Mais revenons à cette traque d'Ambroise par la métamorphe, espèce de harcèlement ou de jeu du chat et de la souris : si cette dernière a des pouvoirs surnaturels, elle semble incapable dans un premier temps de séduire Ambroise ; tandis que si celui-ci accepte les défis dans un but intéressé au départ, il ne tardera pas à se prendre au jeu, qui exige sans cesse de lui un certain dépassement de ses limites, aussi bien sociales que musicales. Se met donc en place entre eux une relation spéciale, qui semble plus tenir pour moi d'échanges entre maitre et élève, d'un certain mécénat, que du masochisme (certaines épreuves étant quand même assez hard psychologiquement). Mais pour autant cette relation reste quand même assez trouble, et c'est ce qui fait le sel de cette histoire.

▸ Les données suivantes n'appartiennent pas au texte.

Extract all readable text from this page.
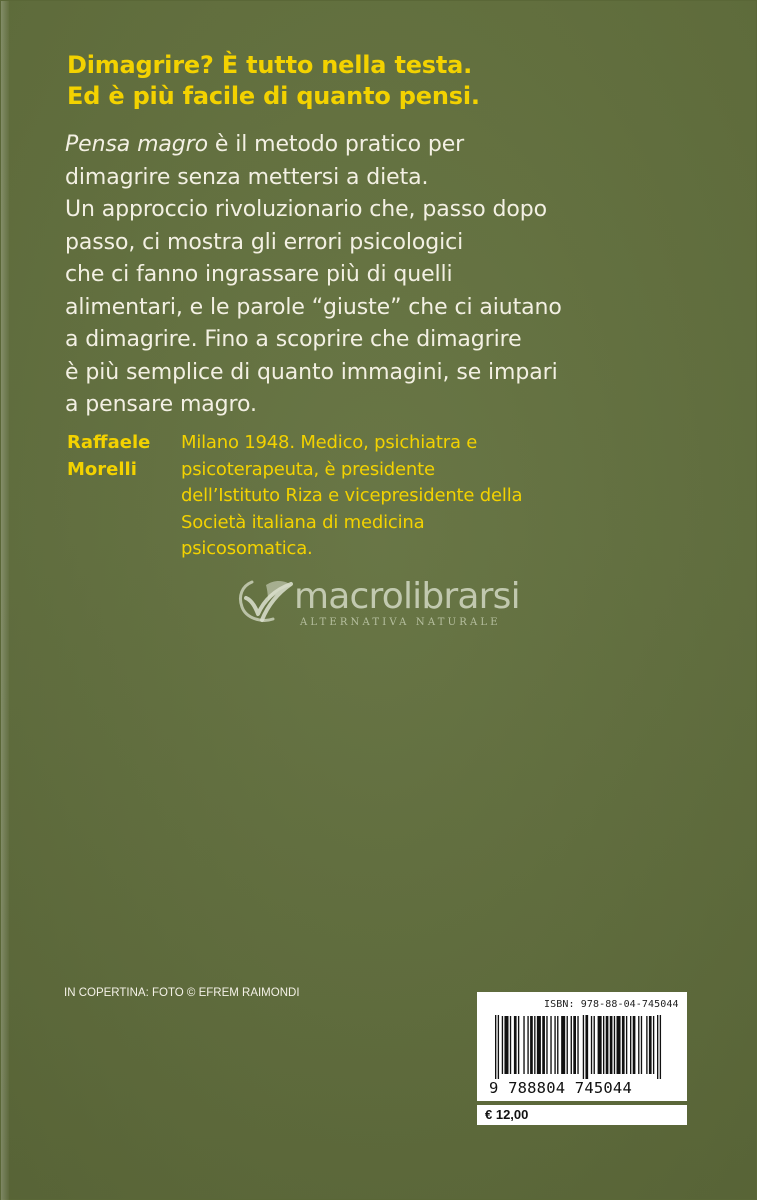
Dimagrire? È tutto nella testa.
Ed è più facile di quanto pensi.

Pensa magro è il metodo pratico per
dimagrire senza mettersi a dieta.
Un approccio rivoluzionario che, passo dopo
passo, ci mostra gli errori psicologici
che ci fanno ingrassare più di quelli
alimentari, e le parole “giuste” che ci aiutano
a dimagrire. Fino a scoprire che dimagrire
è più semplice di quanto immagini, se impari
a pensare magro.

Raffaele
Morelli

Milano 1948. Medico, psichiatra e
psicoterapeuta, è presidente
dell’Istituto Riza e vicepresidente della
Società italiana di medicina
psicosomatica.

macrolibrarsi
ALTERNATIVA NATURALE
IN COPERTINA: FOTO © EFREM RAIMONDI
ISBN: 978-88-04-745044
9 788804 745044
€ 12,00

Timothé le Boucher réussit, avec ce premier volume, une série au parfum vénéneux assez déroutant et intriguant. Je ne suis pas certaine d'avoir aimé son dessin, qui ne m'avait pourtant pas dérangée dans «
Ces jours qui disparaissent ». Mais ici, il est au service d'une histoire vraiment particulière, aux décors qui le sont tout autant, allant de parties fines d'une mystérieuse organisation aux voyages en Italie en passant par l'opéra. Une fin brutale en plein milieu d'un cliffhanger m'aura suffisamment frustrée pour que j'ai envie de lire la suite !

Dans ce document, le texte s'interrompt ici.